Okay, well, we have to remember Hilliard’s career is still in its infancy, but he did have a sort-of-hit on his hands with Harrad Summer leading to this . . . maybe if Steven was given a cast of better actors and comedians? And if this — being a “sex comedy” — had some actual (implied) sex or nudity? Ugh, Bob Dishy and Bill Dana (name a ’60s TV comedy), and Vito Scotti (name a ’60s comedy series that needed a Bela Lugosi-ham job), and a young Pat Morita just aren’t funny. No, the gag of Severn Darden’s (the Apes franchise) art collector walking around on his knees isn’t funny.
So, do we blame our TV movie god Steven Hilliard Stern for the out-dated, behind-the-times humor?
Blame Mickey Rose, the brains behind the early ’60s Sid Caesar Show, as responsible for the comedic faux pas. And let us not forget the abysmal failures to spin off Tim Conway, Dean Martin, and Jonathan Winters into their own, out-of-date-before-they-made-it-to-air, one-season variety series. But wait . . . this is the same Mickey Rose who gave an assist to Woody Allen with What’s Up, Tiger Lily?, Take the Money and Run, and Allen’s first, runaway hit, Bananas (1971)?
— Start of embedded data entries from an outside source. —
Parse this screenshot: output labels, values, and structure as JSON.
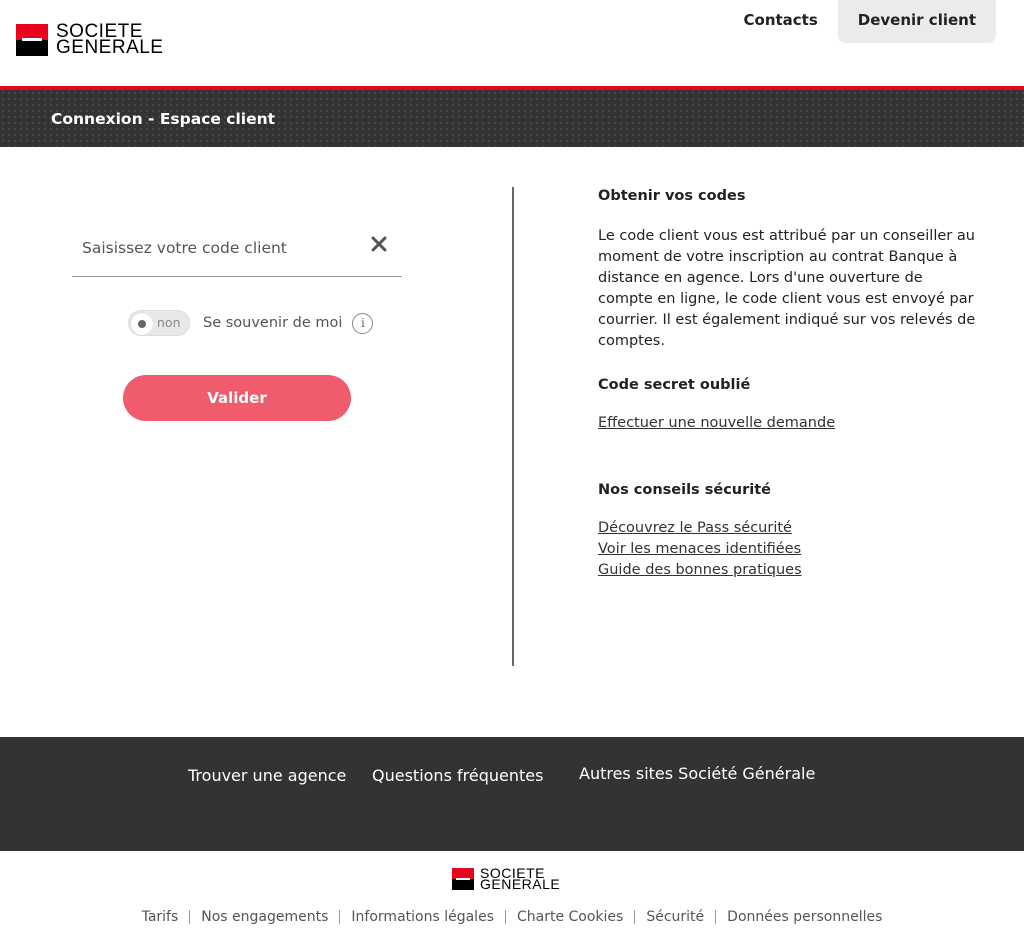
{
  "header": {
    "logo_line1": "SOCIETE",
    "logo_line2": "GENERALE",
    "nav": {
      "contacts": "Contacts",
      "devenir_client": "Devenir client"
    }
  },
  "banner": {
    "title": "Connexion - Espace client"
  },
  "login": {
    "code_placeholder": "Saisissez votre code client",
    "remember_toggle_state": "non",
    "remember_label": "Se souvenir de moi",
    "info_icon_glyph": "i",
    "submit_label": "Valider"
  },
  "help": {
    "codes_title": "Obtenir vos codes",
    "codes_text": "Le code client vous est attribué par un conseiller au moment de votre inscription au contrat Banque à distance en agence. Lors d'une ouverture de compte en ligne, le code client vous est envoyé par courrier. Il est également indiqué sur vos relevés de comptes.",
    "secret_title": "Code secret oublié",
    "secret_link": "Effectuer une nouvelle demande",
    "security_title": "Nos conseils sécurité",
    "security_links": [
      "Découvrez le Pass sécurité",
      "Voir les menaces identifiées",
      "Guide des bonnes pratiques"
    ]
  },
  "footer": {
    "links": [
      "Trouver une agence",
      "Questions fréquentes",
      "Autres sites Société Générale"
    ],
    "logo_line1": "SOCIETE",
    "logo_line2": "GENERALE",
    "legal": [
      "Tarifs",
      "Nos engagements",
      "Informations légales",
      "Charte Cookies",
      "Sécurité",
      "Données personnelles"
    ]
  },
  "colors": {
    "brand_red": "#e9041e",
    "button": "#f05b6d",
    "dark_band": "#333333"
  }
}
It is the same Mickey Rose!
So, what happened with Rose’s spoof of ’40s mafia films: one that plays, not as a film of the ’70s, but as a zany, madcap ’60s comedy, à la 1963’s It’s a Mad, Mad, Mad, Mad World? But perhaps that was Rose’s scripting — and Stern’s — retro-intent? But who — in the post Vietnam ’70s — wants a zany, madcap ’60s throwback?
Was nothing learned from the failed Conway, Martin, and Winters TV series? Well, this sure as hell ain’t a Mel Brooks joint by any stretch of imaginary hopes. Maybe if Peter Sellers — who had to bow out due to a medical issue with his heart — remained as our hen-pecked, embezzler-cum-assassin?
So . . . Jordon Oliver (the awful Bob Dishy in the planned Sellers role) has been fired from his job for embezzlement. His wife wants a divorce. Now, Jordon decides on a insurance scam: take out a million dollar policy and bump off his rich wife (the never-hard-to-gaze-at Joanna Barnes of Spartacus and The Parent Trap). But that means she needs a medical examine — on the q.t. — so Jordon contracts a shady (and offensively-troped) doctor (a young Pat Morita) on the scam. Then, Jordon hires a hitman (Bill “Jose Jimenez” Dana, who, as with Tim Conway, leaves no wonder as to why he was stuck on TV for the remainder of his career). The comedy ensues as our lazy, inept hitman contracted another hitman. And its just goes on and on . . . and it gets sillier and sillier . . . and more groan-inducing with, what seems, the ad-libbed dopiness of desperate, no-longer-relevant comedians calling attention to themselves in an attempt to outdo the other . . . as the celluloid frames creak through the analog sprockets.
I mean, come on: one assassination attempt is by a-shark-in-the-swimming pool — complete with an “Acme Shark Rentals” truck at the curbside. And that’s after Dishy wears a chicken suit. And that’s after Dishy’s fakes a piano recital by way of a backstage dwarf (disguised as a daisy) on a mini-piano peckin’ off the classics. And Dishy’s awful, ongoing “Bogart” impression jokes. And on and on and on it goes . . . where it stops, nobody knows. Even at a meager one hour twenty-seven minutes, it’s still too long. No way Peter Sellers could have made this work. Never.
Ugh. Argh! What I do for you, Steven. What I do for you.
So, yeah. Cue the T.L.P Swicegood “Wah-Wah-waaaahhhhhhs” trombones from The Undertaker and his Pals, then file this madcap farce on the not-funny-words-on-a-dusty-shelf next to the analogous box office failures of Angel, Angel Down We Go, Myra Breckinridge, and Skidoo — as a celluloid curiosity to pick at on a lazy Sunday afternoon.
Eh, well . . . at least Mickey Rose wrote and directed the original slasher spoof, Student Bodies. So, without ol’ Mickey, we’d have no ’90s Scream spoofs, so there’s that to ponder. And you can ponder it all — for free — on You Tube. Sure, it’s over on Amazon Prime, EPIX, and Paramount +, but do you really want to waste your hard-earned dollars on this? Do ya’ really? No, do you?